挿絵入りのミュッセ作品集を手に入れたときのこと。大きな国際小包を開き、スリップケースから取り出してページをめくると、パリパリと天金が切れる手応えがありました。なんとこの本は装丁されてから一度も開かれたことがなかったのです。ページからは紙とインクの匂いが立ってきます。美しい装丁を誂えて一度も開かなかったお金持ちの前所有者に思わず感謝した次第です。きっとこの作品集は、80年ものあいだインテリアとして豪華な書斎を飾っていたのでしょう。それはそれで結構なことですね。

一方で、持ち主の気配を濃く感じる本もあります。モロッコ革コーネル装の「風車小屋便り」には風車の未使用絵はがきが挟まれていました。モノクロームなので出版と同時代のものでしょう。プロヴァンスを旅した所有者がちょうどいいやとばかりに栞がわりにしたのかもしれません。
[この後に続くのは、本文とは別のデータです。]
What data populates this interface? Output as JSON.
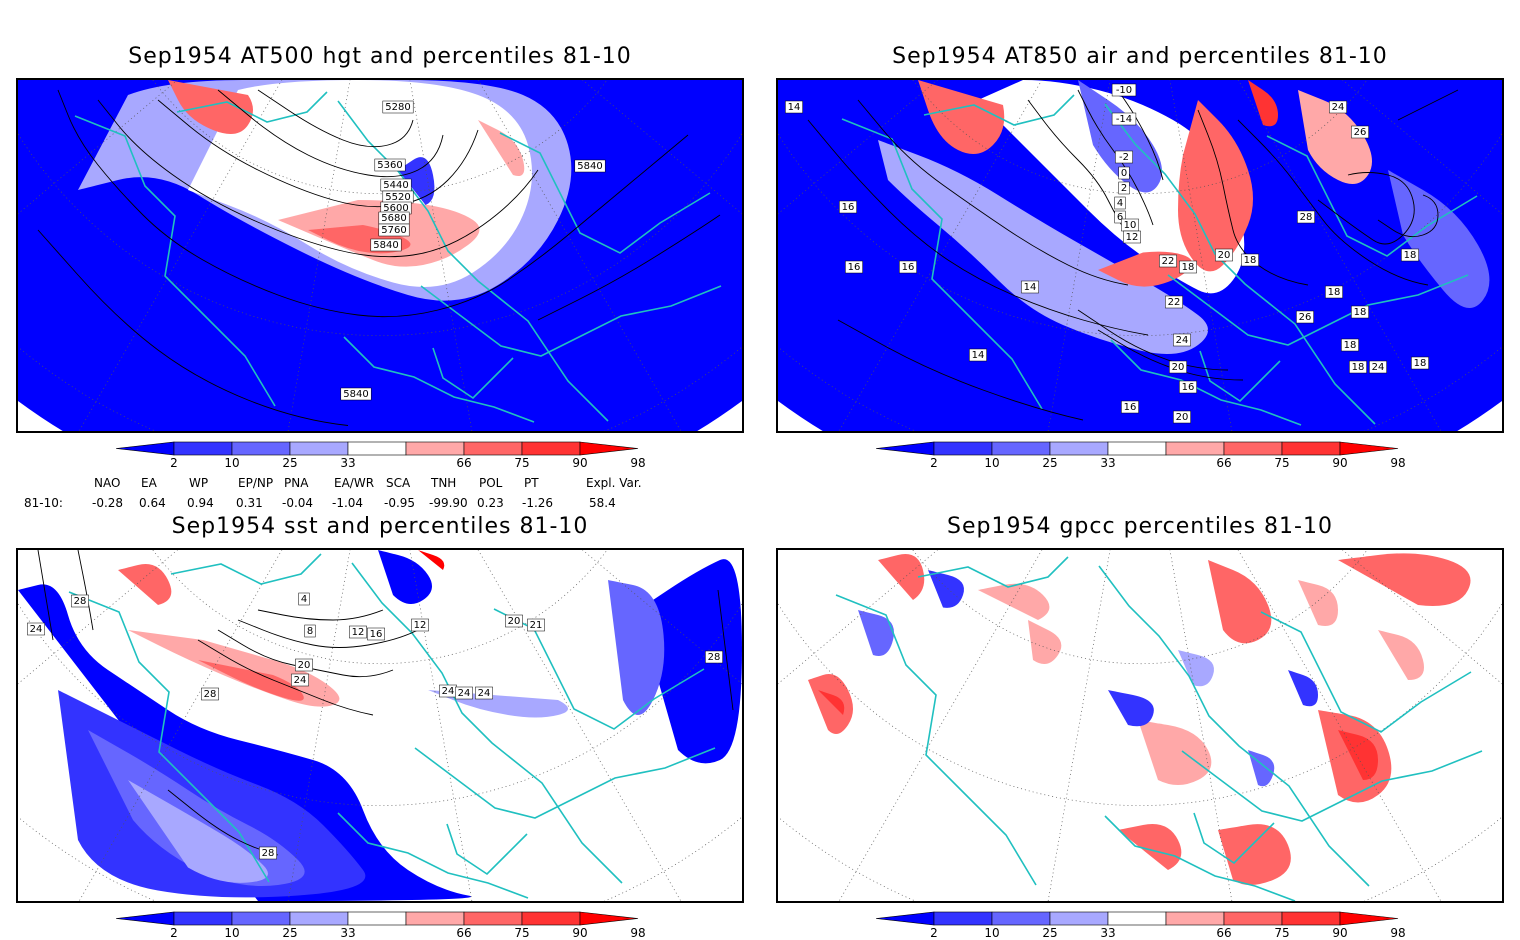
{
  "panels": [
    {
      "id": "p1",
      "title": "Sep1954 AT500 hgt and percentiles 81-10",
      "contour_labels": [
        "5280",
        "5360",
        "5440",
        "5520",
        "5600",
        "5680",
        "5760",
        "5840",
        "5840",
        "5840"
      ]
    },
    {
      "id": "p2",
      "title": "Sep1954 AT850 air and percentiles 81-10",
      "contour_labels": [
        "-10",
        "-14",
        "-2",
        "0",
        "2",
        "4",
        "6",
        "10",
        "12",
        "14",
        "14",
        "14",
        "16",
        "16",
        "16",
        "16",
        "18",
        "18",
        "18",
        "18",
        "18",
        "18",
        "18",
        "20",
        "20",
        "22",
        "22",
        "24",
        "24",
        "24",
        "26",
        "26",
        "28",
        "18",
        "16",
        "20"
      ]
    },
    {
      "id": "p3",
      "title": "Sep1954 sst and percentiles 81-10",
      "contour_labels": [
        "28",
        "24",
        "24",
        "28",
        "4",
        "8",
        "12",
        "16",
        "20",
        "24",
        "24",
        "24",
        "28",
        "20",
        "21",
        "12",
        "28"
      ]
    },
    {
      "id": "p4",
      "title": "Sep1954 gpcc percentiles 81-10",
      "contour_labels": []
    }
  ],
  "colorbar": {
    "ticks": [
      "2",
      "10",
      "25",
      "33",
      "66",
      "75",
      "90",
      "98"
    ],
    "colors": [
      "#0000ff",
      "#3333ff",
      "#6666ff",
      "#a8a8ff",
      "#ffffff",
      "#ffa8a8",
      "#ff6666",
      "#ff3333",
      "#ff0000"
    ]
  },
  "indices": {
    "row_label": "81-10:",
    "headers": [
      "NAO",
      "EA",
      "WP",
      "EP/NP",
      "PNA",
      "EA/WR",
      "SCA",
      "TNH",
      "POL",
      "PT",
      "Expl. Var."
    ],
    "values": [
      "-0.28",
      "0.64",
      "0.94",
      "0.31",
      "-0.04",
      "-1.04",
      "-0.95",
      "-99.90",
      "0.23",
      "-1.26",
      "58.4"
    ]
  },
  "colors": {
    "coast": "#20c0c0",
    "grid": "#555555",
    "contour": "#000000"
  }
}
ひと年取った物静かな紳士の姿が浮かびます。

子供向けの「聖書物語」には素朴なクリスマスカードがついていました。裏には幼い字でプレゼントのサインがあります。友達からの贈り物でしょうか。本も痛んでいないので持ち主はきっとお行儀のいい女の子だったのでしょう。
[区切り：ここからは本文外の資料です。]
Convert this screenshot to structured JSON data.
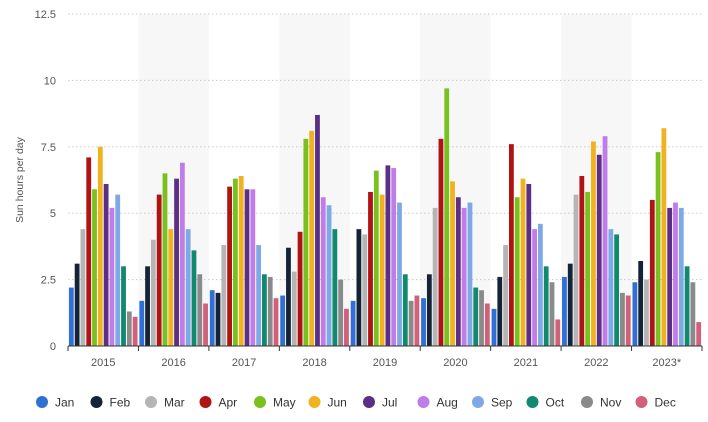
{
  "chart_data": {
    "type": "bar",
    "ylabel": "Sun hours per day",
    "ylim": [
      0,
      12.5
    ],
    "yticks": [
      "0",
      "2.5",
      "5",
      "7.5",
      "10",
      "12.5"
    ],
    "ytick_values": [
      0,
      2.5,
      5,
      7.5,
      10,
      12.5
    ],
    "categories": [
      "2015",
      "2016",
      "2017",
      "2018",
      "2019",
      "2020",
      "2021",
      "2022",
      "2023*"
    ],
    "grid": "horizontal-dotted",
    "legend_position": "bottom",
    "series": [
      {
        "name": "Jan",
        "color": "#2f6fd6",
        "values": [
          2.2,
          1.7,
          2.1,
          1.9,
          1.7,
          1.8,
          1.4,
          2.6,
          2.4
        ]
      },
      {
        "name": "Feb",
        "color": "#152337",
        "values": [
          3.1,
          3.0,
          2.0,
          3.7,
          4.4,
          2.7,
          2.6,
          3.1,
          3.2
        ]
      },
      {
        "name": "Mar",
        "color": "#b5b5b5",
        "values": [
          4.4,
          4.0,
          3.8,
          2.8,
          4.2,
          5.2,
          3.8,
          5.7,
          2.5
        ]
      },
      {
        "name": "Apr",
        "color": "#b01313",
        "values": [
          7.1,
          5.7,
          6.0,
          4.3,
          5.8,
          7.8,
          7.6,
          6.4,
          5.5
        ]
      },
      {
        "name": "May",
        "color": "#78c11f",
        "values": [
          5.9,
          6.5,
          6.3,
          7.8,
          6.6,
          9.7,
          5.6,
          5.8,
          7.3
        ]
      },
      {
        "name": "Jun",
        "color": "#f0b21f",
        "values": [
          7.5,
          4.4,
          6.4,
          8.1,
          5.7,
          6.2,
          6.3,
          7.7,
          8.2
        ]
      },
      {
        "name": "Jul",
        "color": "#5a2f85",
        "values": [
          6.1,
          6.3,
          5.9,
          8.7,
          6.8,
          5.6,
          6.1,
          7.2,
          5.2
        ]
      },
      {
        "name": "Aug",
        "color": "#c07ce8",
        "values": [
          5.2,
          6.9,
          5.9,
          5.6,
          6.7,
          5.2,
          4.4,
          7.9,
          5.4
        ]
      },
      {
        "name": "Sep",
        "color": "#7ea8e6",
        "values": [
          5.7,
          4.4,
          3.8,
          5.3,
          5.4,
          5.4,
          4.6,
          4.4,
          5.2
        ]
      },
      {
        "name": "Oct",
        "color": "#10896e",
        "values": [
          3.0,
          3.6,
          2.7,
          4.4,
          2.7,
          2.2,
          3.0,
          4.2,
          3.0
        ]
      },
      {
        "name": "Nov",
        "color": "#8a8a8a",
        "values": [
          1.3,
          2.7,
          2.6,
          2.5,
          1.7,
          2.1,
          2.4,
          2.0,
          2.4
        ]
      },
      {
        "name": "Dec",
        "color": "#d1607a",
        "values": [
          1.1,
          1.6,
          1.8,
          1.4,
          1.9,
          1.6,
          1.0,
          1.9,
          0.9
        ]
      }
    ]
  }
}
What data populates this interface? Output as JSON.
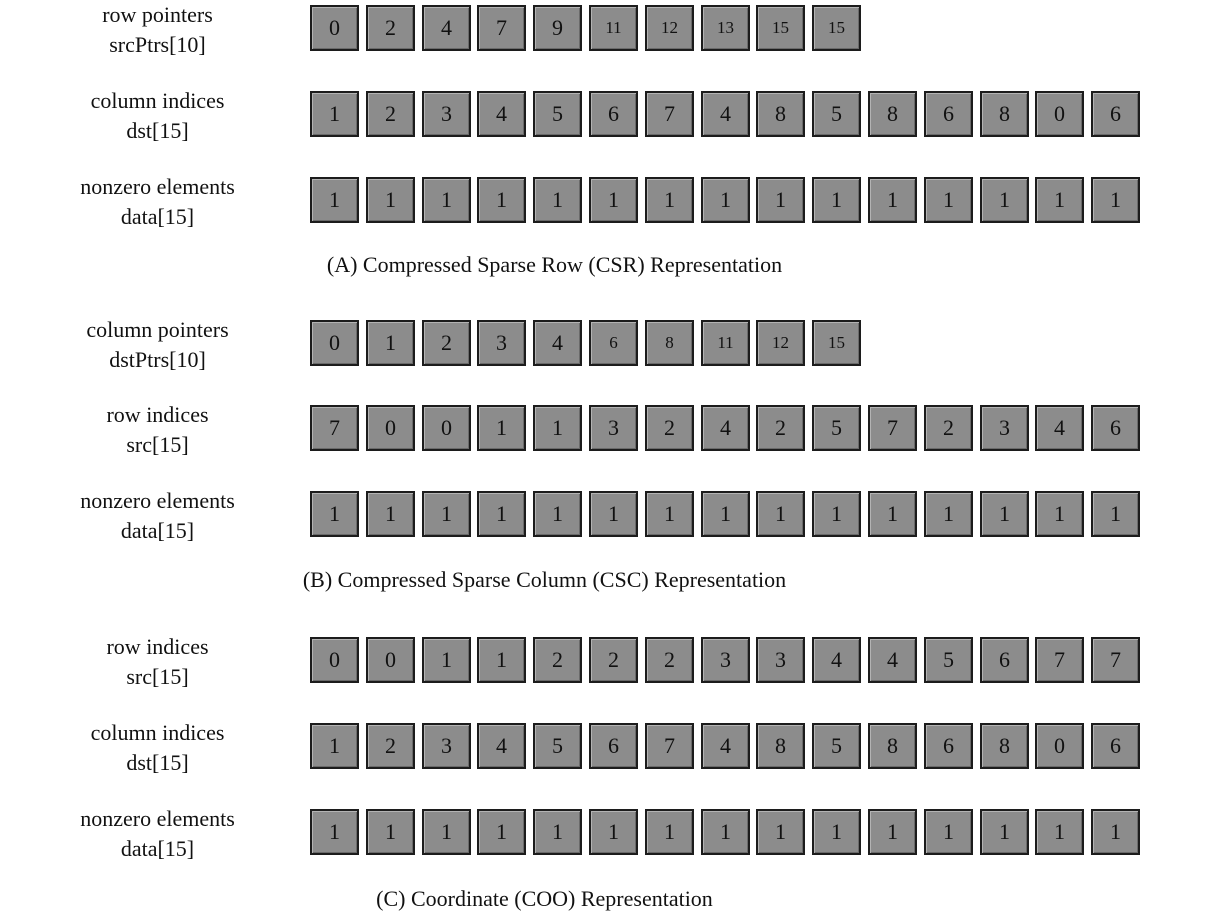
{
  "sections": [
    {
      "caption": "(A) Compressed Sparse Row (CSR) Representation",
      "rows": [
        {
          "label1": "row pointers",
          "label2": "srcPtrs[10]",
          "values": [
            "0",
            "2",
            "4",
            "7",
            "9",
            "11",
            "12",
            "13",
            "15",
            "15"
          ]
        },
        {
          "label1": "column indices",
          "label2": "dst[15]",
          "values": [
            "1",
            "2",
            "3",
            "4",
            "5",
            "6",
            "7",
            "4",
            "8",
            "5",
            "8",
            "6",
            "8",
            "0",
            "6"
          ]
        },
        {
          "label1": "nonzero elements",
          "label2": "data[15]",
          "values": [
            "1",
            "1",
            "1",
            "1",
            "1",
            "1",
            "1",
            "1",
            "1",
            "1",
            "1",
            "1",
            "1",
            "1",
            "1"
          ]
        }
      ]
    },
    {
      "caption": "(B) Compressed Sparse Column (CSC) Representation",
      "rows": [
        {
          "label1": "column pointers",
          "label2": "dstPtrs[10]",
          "values": [
            "0",
            "1",
            "2",
            "3",
            "4",
            "6",
            "8",
            "11",
            "12",
            "15"
          ]
        },
        {
          "label1": "row indices",
          "label2": "src[15]",
          "values": [
            "7",
            "0",
            "0",
            "1",
            "1",
            "3",
            "2",
            "4",
            "2",
            "5",
            "7",
            "2",
            "3",
            "4",
            "6"
          ]
        },
        {
          "label1": "nonzero elements",
          "label2": "data[15]",
          "values": [
            "1",
            "1",
            "1",
            "1",
            "1",
            "1",
            "1",
            "1",
            "1",
            "1",
            "1",
            "1",
            "1",
            "1",
            "1"
          ]
        }
      ]
    },
    {
      "caption": "(C) Coordinate (COO) Representation",
      "rows": [
        {
          "label1": "row indices",
          "label2": "src[15]",
          "values": [
            "0",
            "0",
            "1",
            "1",
            "2",
            "2",
            "2",
            "3",
            "3",
            "4",
            "4",
            "5",
            "6",
            "7",
            "7"
          ]
        },
        {
          "label1": "column indices",
          "label2": "dst[15]",
          "values": [
            "1",
            "2",
            "3",
            "4",
            "5",
            "6",
            "7",
            "4",
            "8",
            "5",
            "8",
            "6",
            "8",
            "0",
            "6"
          ]
        },
        {
          "label1": "nonzero elements",
          "label2": "data[15]",
          "values": [
            "1",
            "1",
            "1",
            "1",
            "1",
            "1",
            "1",
            "1",
            "1",
            "1",
            "1",
            "1",
            "1",
            "1",
            "1"
          ]
        }
      ]
    }
  ]
}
目に見えるものばかりではありません。深紅のアールデコ装丁の「ロンサール・愛の詩集」にはエキゾチックな香水の名残りがありました。どんなレディがページをめくったのでしょうね。

なかには素性のはっきりしたものもあります。美しいモロッコ革装の「誘惑者」に綴じられていたのは著者ジェラール・ドゥーヴィルからの手紙です。クロスライティングという縦横重ね書きの流れるような筆跡には、才気あふれるレニエ夫人(筆名ジェラール・ドゥーヴィル)の姿が浮かびます。受け取った手紙を丁寧に綴じ込んだ趣味人の貴族の気遣いも感じられます。

いにしえの愛書家たちの息吹を感じるのも挿絵本コレクションの楽しみのひとつです。